You can definitely send stuff in the post.

Walks to the post box are the only walks I’m doing with my young DC. We’re sending drawings to relatives and get well soon cards and little notes to school friends... it’s helping.

forgetthehousework · 06/04/2020 14:28

Yes, you can send things by post but don't go out specially to buy them, as we're only supposed to be out shopping for essentials. I guess you could buy things online and it would make sense to have those delivered direct to you DG and SIL. Why not send them letters, write them their own stories, write something about your childhood for them? Presents don't always have to involve spending money as pp shows ...
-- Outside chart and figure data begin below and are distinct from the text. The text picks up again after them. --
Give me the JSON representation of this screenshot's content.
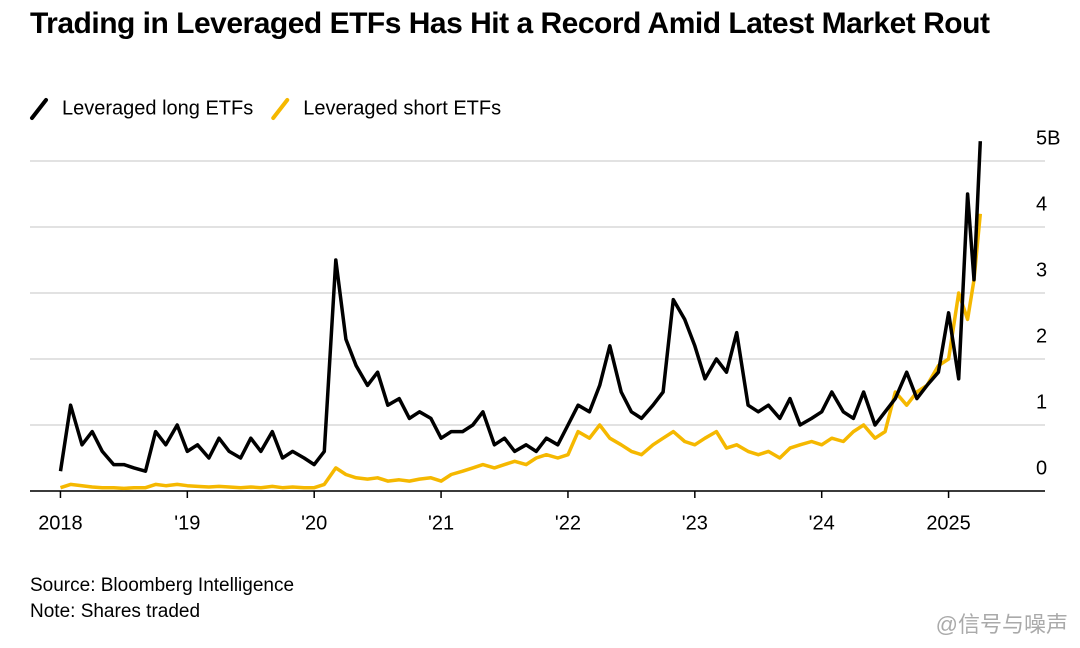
{
  "chart_data": {
    "type": "line",
    "title": "Trading in Leveraged ETFs Has Hit a Record Amid Latest Market Rout",
    "source": "Source: Bloomberg Intelligence",
    "note": "Note: Shares traded",
    "watermark": "@信号与噪声",
    "x": [
      2018.0,
      2018.08,
      2018.17,
      2018.25,
      2018.33,
      2018.42,
      2018.5,
      2018.58,
      2018.67,
      2018.75,
      2018.83,
      2018.92,
      2019.0,
      2019.08,
      2019.17,
      2019.25,
      2019.33,
      2019.42,
      2019.5,
      2019.58,
      2019.67,
      2019.75,
      2019.83,
      2019.92,
      2020.0,
      2020.08,
      2020.17,
      2020.25,
      2020.33,
      2020.42,
      2020.5,
      2020.58,
      2020.67,
      2020.75,
      2020.83,
      2020.92,
      2021.0,
      2021.08,
      2021.17,
      2021.25,
      2021.33,
      2021.42,
      2021.5,
      2021.58,
      2021.67,
      2021.75,
      2021.83,
      2021.92,
      2022.0,
      2022.08,
      2022.17,
      2022.25,
      2022.33,
      2022.42,
      2022.5,
      2022.58,
      2022.67,
      2022.75,
      2022.83,
      2022.92,
      2023.0,
      2023.08,
      2023.17,
      2023.25,
      2023.33,
      2023.42,
      2023.5,
      2023.58,
      2023.67,
      2023.75,
      2023.83,
      2023.92,
      2024.0,
      2024.08,
      2024.17,
      2024.25,
      2024.33,
      2024.42,
      2024.5,
      2024.58,
      2024.67,
      2024.75,
      2024.83,
      2024.92,
      2025.0,
      2025.08,
      2025.15,
      2025.2,
      2025.25
    ],
    "series": [
      {
        "name": "Leveraged long ETFs",
        "color": "#000000",
        "values": [
          0.3,
          1.3,
          0.7,
          0.9,
          0.6,
          0.4,
          0.4,
          0.35,
          0.3,
          0.9,
          0.7,
          1.0,
          0.6,
          0.7,
          0.5,
          0.8,
          0.6,
          0.5,
          0.8,
          0.6,
          0.9,
          0.5,
          0.6,
          0.5,
          0.4,
          0.6,
          3.5,
          2.3,
          1.9,
          1.6,
          1.8,
          1.3,
          1.4,
          1.1,
          1.2,
          1.1,
          0.8,
          0.9,
          0.9,
          1.0,
          1.2,
          0.7,
          0.8,
          0.6,
          0.7,
          0.6,
          0.8,
          0.7,
          1.0,
          1.3,
          1.2,
          1.6,
          2.2,
          1.5,
          1.2,
          1.1,
          1.3,
          1.5,
          2.9,
          2.6,
          2.2,
          1.7,
          2.0,
          1.8,
          2.4,
          1.3,
          1.2,
          1.3,
          1.1,
          1.4,
          1.0,
          1.1,
          1.2,
          1.5,
          1.2,
          1.1,
          1.5,
          1.0,
          1.2,
          1.4,
          1.8,
          1.4,
          1.6,
          1.8,
          2.7,
          1.7,
          4.5,
          3.2,
          5.3
        ]
      },
      {
        "name": "Leveraged short ETFs",
        "color": "#f5b800",
        "values": [
          0.05,
          0.1,
          0.08,
          0.06,
          0.05,
          0.05,
          0.04,
          0.05,
          0.05,
          0.1,
          0.08,
          0.1,
          0.08,
          0.07,
          0.06,
          0.07,
          0.06,
          0.05,
          0.06,
          0.05,
          0.07,
          0.05,
          0.06,
          0.05,
          0.05,
          0.1,
          0.35,
          0.25,
          0.2,
          0.18,
          0.2,
          0.15,
          0.17,
          0.15,
          0.18,
          0.2,
          0.15,
          0.25,
          0.3,
          0.35,
          0.4,
          0.35,
          0.4,
          0.45,
          0.4,
          0.5,
          0.55,
          0.5,
          0.55,
          0.9,
          0.8,
          1.0,
          0.8,
          0.7,
          0.6,
          0.55,
          0.7,
          0.8,
          0.9,
          0.75,
          0.7,
          0.8,
          0.9,
          0.65,
          0.7,
          0.6,
          0.55,
          0.6,
          0.5,
          0.65,
          0.7,
          0.75,
          0.7,
          0.8,
          0.75,
          0.9,
          1.0,
          0.8,
          0.9,
          1.5,
          1.3,
          1.5,
          1.6,
          1.9,
          2.0,
          3.0,
          2.6,
          3.2,
          4.2
        ]
      }
    ],
    "xlim": [
      2017.76,
      2025.76
    ],
    "xticks": [
      2018,
      {
        "value": 2019,
        "label": "'19"
      },
      {
        "value": 2020,
        "label": "'20"
      },
      {
        "value": 2021,
        "label": "'21"
      },
      {
        "value": 2022,
        "label": "'22"
      },
      {
        "value": 2023,
        "label": "'23"
      },
      {
        "value": 2024,
        "label": "'24"
      },
      2025
    ],
    "ylim": [
      0,
      5.5
    ],
    "yticks": [
      0,
      1,
      2,
      3,
      4,
      {
        "value": 5,
        "label": "5B"
      }
    ],
    "grid": true
  }
}
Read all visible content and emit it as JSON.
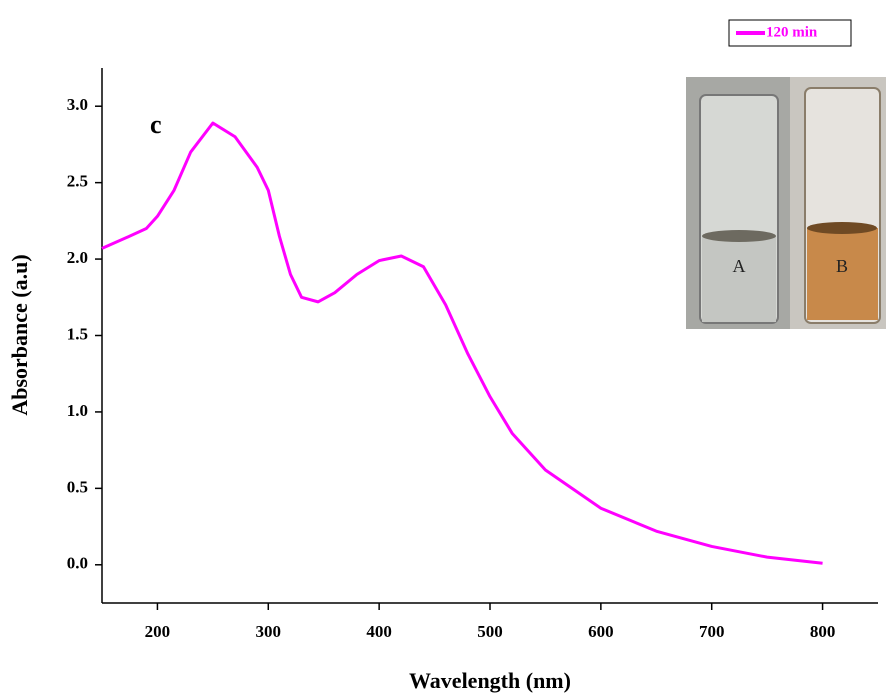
{
  "chart_data": {
    "type": "line",
    "xlabel": "Wavelength (nm)",
    "ylabel": "Absorbance (a.u)",
    "annotation": "c",
    "inset_labels": [
      "A",
      "B"
    ],
    "x": [
      150,
      175,
      190,
      200,
      215,
      230,
      250,
      270,
      290,
      300,
      310,
      320,
      330,
      345,
      360,
      380,
      400,
      420,
      440,
      460,
      480,
      500,
      520,
      550,
      600,
      650,
      700,
      750,
      800
    ],
    "series": [
      {
        "name": "120 min",
        "color": "#ff00ff",
        "values": [
          2.07,
          2.15,
          2.2,
          2.28,
          2.45,
          2.7,
          2.89,
          2.8,
          2.6,
          2.45,
          2.15,
          1.9,
          1.75,
          1.72,
          1.78,
          1.9,
          1.99,
          2.02,
          1.95,
          1.7,
          1.38,
          1.1,
          0.86,
          0.62,
          0.37,
          0.22,
          0.12,
          0.05,
          0.01
        ]
      }
    ],
    "xlim": [
      150,
      850
    ],
    "ylim": [
      -0.25,
      3.25
    ],
    "xticks": [
      200,
      300,
      400,
      500,
      600,
      700,
      800
    ],
    "yticks": [
      {
        "value": 0,
        "label": "0.0"
      },
      {
        "value": 0.5,
        "label": "0.5"
      },
      {
        "value": 1,
        "label": "1.0"
      },
      {
        "value": 1.5,
        "label": "1.5"
      },
      {
        "value": 2,
        "label": "2.0"
      },
      {
        "value": 2.5,
        "label": "2.5"
      },
      {
        "value": 3,
        "label": "3.0"
      }
    ],
    "legend": "top-right"
  }
}
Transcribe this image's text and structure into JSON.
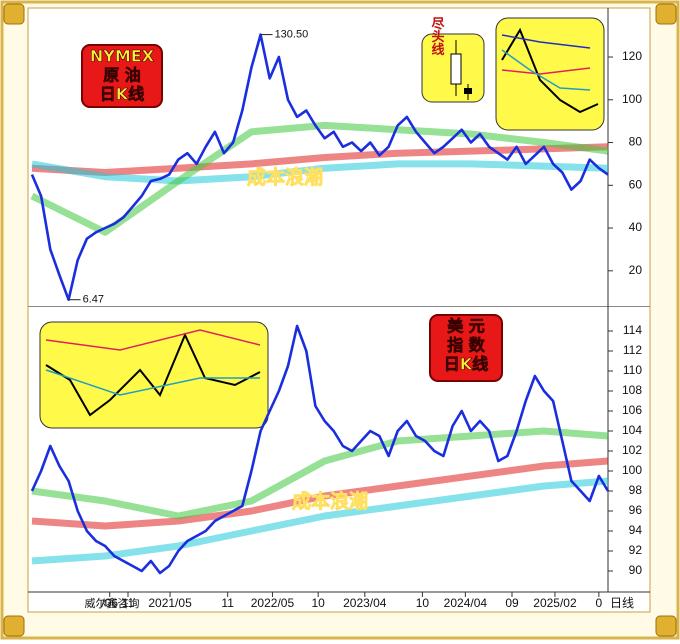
{
  "chart_data": [
    {
      "type": "line",
      "title": [
        "NYMEX",
        "原 油",
        "日K线"
      ],
      "inset_label": "尽头线",
      "x": [
        0,
        1,
        2,
        3,
        4,
        5,
        6,
        7,
        8,
        9,
        10,
        11,
        12,
        13,
        14,
        15,
        16,
        17,
        18,
        19,
        20,
        21,
        22,
        23,
        24,
        25,
        26,
        27,
        28,
        29,
        30,
        31,
        32,
        33,
        34,
        35,
        36,
        37,
        38,
        39,
        40,
        41,
        42,
        43,
        44,
        45,
        46,
        47,
        48,
        49,
        50,
        51,
        52,
        53,
        54,
        55,
        56,
        57,
        58,
        59,
        60,
        61,
        62,
        63
      ],
      "xlim": [
        0,
        63
      ],
      "ylim": [
        4,
        142
      ],
      "yticks": [
        20,
        40,
        60,
        80,
        100,
        120
      ],
      "annotations": [
        {
          "text": "130.50",
          "x": 25,
          "y": 130.5
        },
        {
          "text": "6.47",
          "x": 4,
          "y": 6.47
        },
        {
          "text": "成本浪潮"
        }
      ],
      "series": [
        {
          "name": "MA-red",
          "color": "#e02020",
          "x": [
            0,
            8,
            16,
            24,
            32,
            40,
            48,
            56,
            63
          ],
          "values": [
            68,
            66,
            68,
            70,
            73,
            75,
            76,
            77,
            78
          ]
        },
        {
          "name": "MA-cyan",
          "color": "#20c8d8",
          "x": [
            0,
            8,
            16,
            24,
            32,
            40,
            48,
            56,
            63
          ],
          "values": [
            70,
            64,
            62,
            64,
            68,
            70,
            70,
            69,
            68
          ]
        },
        {
          "name": "MA-green",
          "color": "#40c840",
          "x": [
            0,
            8,
            16,
            24,
            32,
            40,
            48,
            56,
            63
          ],
          "values": [
            55,
            38,
            62,
            85,
            88,
            86,
            84,
            80,
            76
          ]
        },
        {
          "name": "price",
          "color": "#1a2ee0",
          "values": [
            65,
            55,
            30,
            18,
            6.47,
            25,
            35,
            38,
            40,
            42,
            45,
            50,
            55,
            62,
            63,
            65,
            72,
            75,
            70,
            78,
            85,
            75,
            80,
            95,
            115,
            130.5,
            110,
            120,
            100,
            92,
            95,
            88,
            82,
            85,
            78,
            80,
            76,
            80,
            74,
            78,
            88,
            92,
            85,
            80,
            75,
            78,
            82,
            86,
            80,
            84,
            78,
            75,
            72,
            78,
            70,
            74,
            78,
            70,
            66,
            58,
            62,
            72,
            68,
            65
          ]
        }
      ]
    },
    {
      "type": "line",
      "title": [
        "美 元",
        "指 数",
        "日K线"
      ],
      "x": [
        0,
        1,
        2,
        3,
        4,
        5,
        6,
        7,
        8,
        9,
        10,
        11,
        12,
        13,
        14,
        15,
        16,
        17,
        18,
        19,
        20,
        21,
        22,
        23,
        24,
        25,
        26,
        27,
        28,
        29,
        30,
        31,
        32,
        33,
        34,
        35,
        36,
        37,
        38,
        39,
        40,
        41,
        42,
        43,
        44,
        45,
        46,
        47,
        48,
        49,
        50,
        51,
        52,
        53,
        54,
        55,
        56,
        57,
        58,
        59,
        60,
        61,
        62,
        63
      ],
      "xlim": [
        0,
        63
      ],
      "ylim": [
        88.1,
        116.3
      ],
      "yticks": [
        90,
        92,
        94,
        96,
        98,
        100,
        102,
        104,
        106,
        108,
        110,
        112,
        114
      ],
      "xticks": [
        {
          "value": 8.5,
          "label": "/06"
        },
        {
          "value": 10.5,
          "label": "11"
        },
        {
          "value": 15.1,
          "label": "2021/05"
        },
        {
          "value": 21.4,
          "label": "11"
        },
        {
          "value": 26.3,
          "label": "2022/05"
        },
        {
          "value": 31.3,
          "label": "10"
        },
        {
          "value": 36.4,
          "label": "2023/04"
        },
        {
          "value": 42.7,
          "label": "10"
        },
        {
          "value": 47.4,
          "label": "2024/04"
        },
        {
          "value": 52.5,
          "label": "09"
        },
        {
          "value": 57.2,
          "label": "2025/02"
        },
        {
          "value": 62,
          "label": "0"
        }
      ],
      "annotations": [
        {
          "text": "成本浪潮"
        }
      ],
      "series": [
        {
          "name": "MA-cyan",
          "color": "#20c8d8",
          "x": [
            0,
            8,
            16,
            24,
            32,
            40,
            48,
            56,
            63
          ],
          "values": [
            91,
            91.5,
            92.5,
            94,
            95.5,
            96.5,
            97.5,
            98.5,
            99
          ]
        },
        {
          "name": "MA-red",
          "color": "#e02020",
          "x": [
            0,
            8,
            16,
            24,
            32,
            40,
            48,
            56,
            63
          ],
          "values": [
            95,
            94.5,
            95,
            96,
            97.5,
            98.5,
            99.5,
            100.5,
            101
          ]
        },
        {
          "name": "MA-green",
          "color": "#40c840",
          "x": [
            0,
            8,
            16,
            24,
            32,
            40,
            48,
            56,
            63
          ],
          "values": [
            98,
            97,
            95.5,
            97,
            101,
            103,
            103.5,
            104,
            103.5
          ]
        },
        {
          "name": "price",
          "color": "#1a2ee0",
          "values": [
            98,
            100,
            102.5,
            100.5,
            99,
            96,
            94,
            93,
            92.5,
            91.5,
            91,
            90.5,
            90,
            91,
            89.8,
            90.5,
            92,
            93,
            93.5,
            94,
            95,
            95.5,
            96,
            96.5,
            100,
            104,
            106,
            108,
            110.5,
            114.5,
            112,
            106.5,
            105,
            104,
            102.5,
            102,
            103,
            104,
            103.5,
            101.5,
            104,
            105,
            103.5,
            103,
            102,
            101.5,
            104.5,
            106,
            104,
            105,
            104,
            101,
            101.5,
            104,
            107,
            109.5,
            108,
            107,
            103,
            99,
            98,
            97,
            99.5,
            98
          ]
        }
      ]
    }
  ],
  "footer": {
    "watermark": "威尔鑫咨询",
    "period": "日线"
  }
}
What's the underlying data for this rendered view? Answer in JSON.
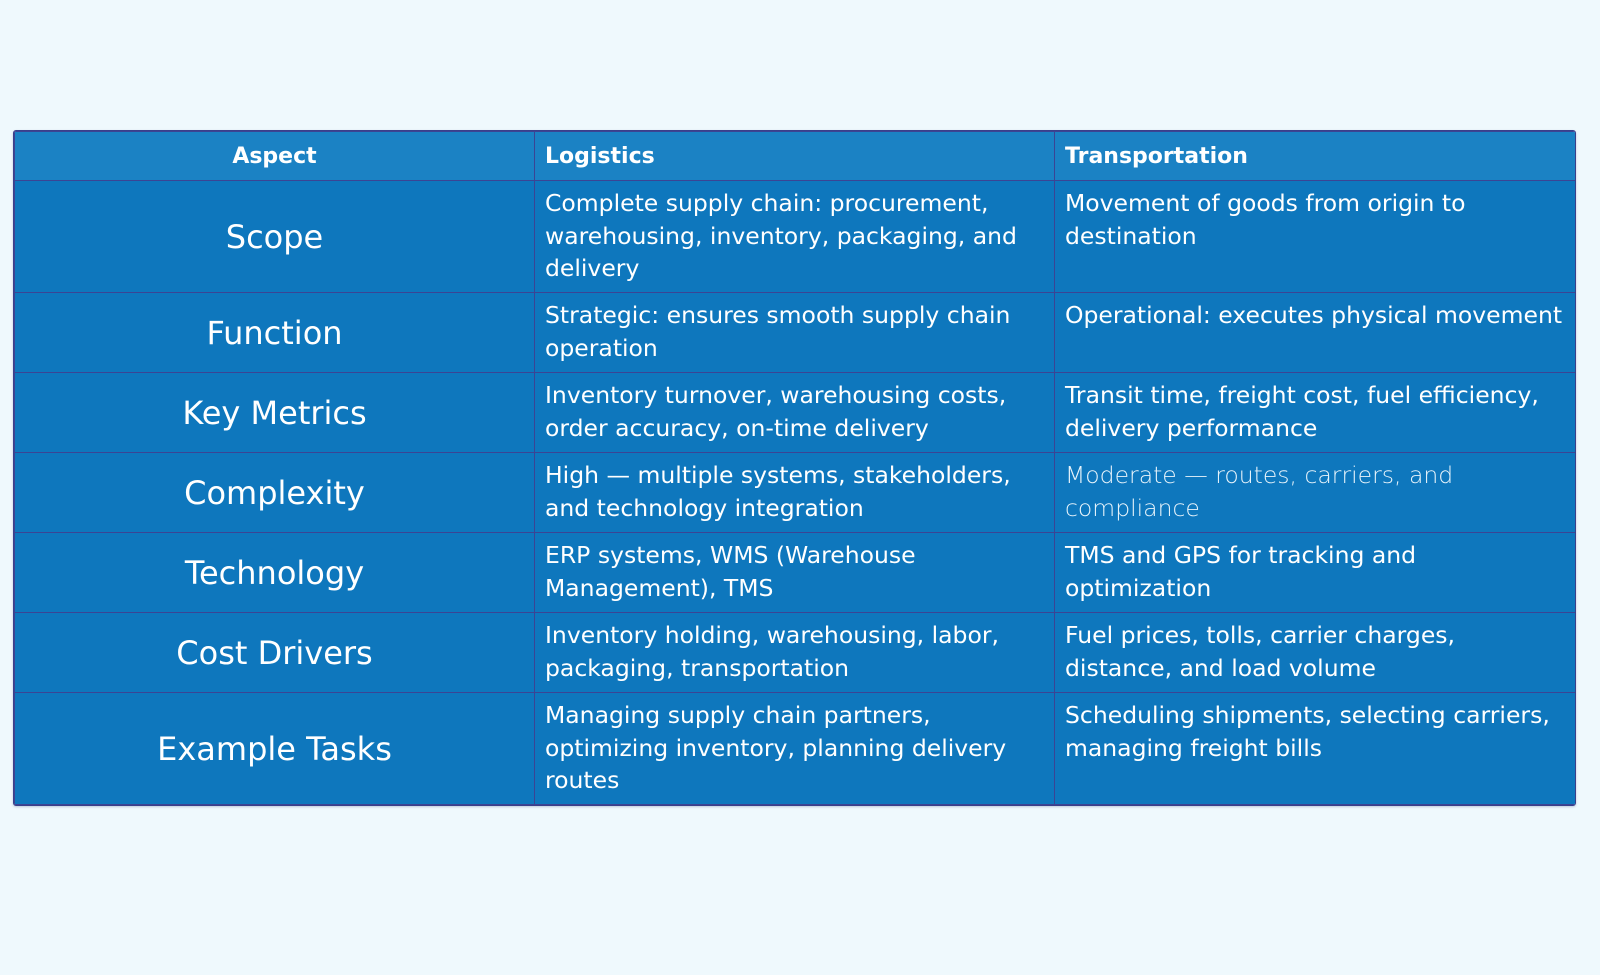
{
  "table": {
    "headers": {
      "aspect": "Aspect",
      "logistics": "Logistics",
      "transportation": "Transportation"
    },
    "rows": [
      {
        "aspect": "Scope",
        "logistics": "Complete supply chain: procurement, warehousing, inventory, packaging, and delivery",
        "transportation": "Movement of goods from origin to destination"
      },
      {
        "aspect": "Function",
        "logistics": "Strategic: ensures smooth supply chain operation",
        "transportation": "Operational: executes physical movement"
      },
      {
        "aspect": "Key Metrics",
        "logistics": "Inventory turnover, warehousing costs, order accuracy, on-time delivery",
        "transportation": "Transit time, freight cost, fuel efficiency, delivery performance"
      },
      {
        "aspect": "Complexity",
        "logistics": "High — multiple systems, stakeholders, and technology integration",
        "transportation": "Moderate — routes, carriers, and compliance"
      },
      {
        "aspect": "Technology",
        "logistics": "ERP systems, WMS (Warehouse Management), TMS",
        "transportation": "TMS and GPS for tracking and optimization"
      },
      {
        "aspect": "Cost Drivers",
        "logistics": "Inventory holding, warehousing, labor, packaging, transportation",
        "transportation": "Fuel prices, tolls, carrier charges, distance, and load volume"
      },
      {
        "aspect": "Example Tasks",
        "logistics": "Managing supply chain partners, optimizing inventory, planning delivery routes",
        "transportation": "Scheduling shipments, selecting carriers, managing freight bills"
      }
    ]
  },
  "colors": {
    "page_background": "#eff9fd",
    "header_background": "#1b82c4",
    "cell_background": "#0e77bd",
    "grid_lines": "#3b4494",
    "text": "#ffffff"
  }
}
Redwoodmaz · 06/04/2020 14:34

You are NOT supposed to mix with anyone from a different household!!!!!
The guidance isn't difficult!

AlpacaGoodnight · 06/04/2020 14:43

It has probably already been said but if you don't like watching the news just read the daily updates online or an an app from bbs or Sky News where all the key points are listed. You won't be the only one in a bubble. Try and do the nice things from afar Smile

AlpacaGoodnight · 06/04/2020 14:43

BBC that was mean to say!

PurpleCrazyHorse · 06/04/2020 15:32

@RidingOn There's a lady on YouTube doing a photography challenge for kids. You could possibly do this with your grandchildren and show your photos over email or via something like WhatsApp. It might give you a fun thing to do 'together' and chat about.

Alternatively you could read a bedtime story over Skype/Zoom/FaceTime while dad grabs a quiet coffee?

okiedokieme · 06/04/2020 15:36

No, unless there's a medical/care need. If your son needs to go to work, providing childcare would be within the care clause but should be avoided so only if he really needs to go to work!

MoonBlood · 06/04/2020 16:25

My kids haven’t seen their dad for a month. We both agreed that it’s the safest thing for them. This kind of rule bending makes a mockery of everyone else’s efforts.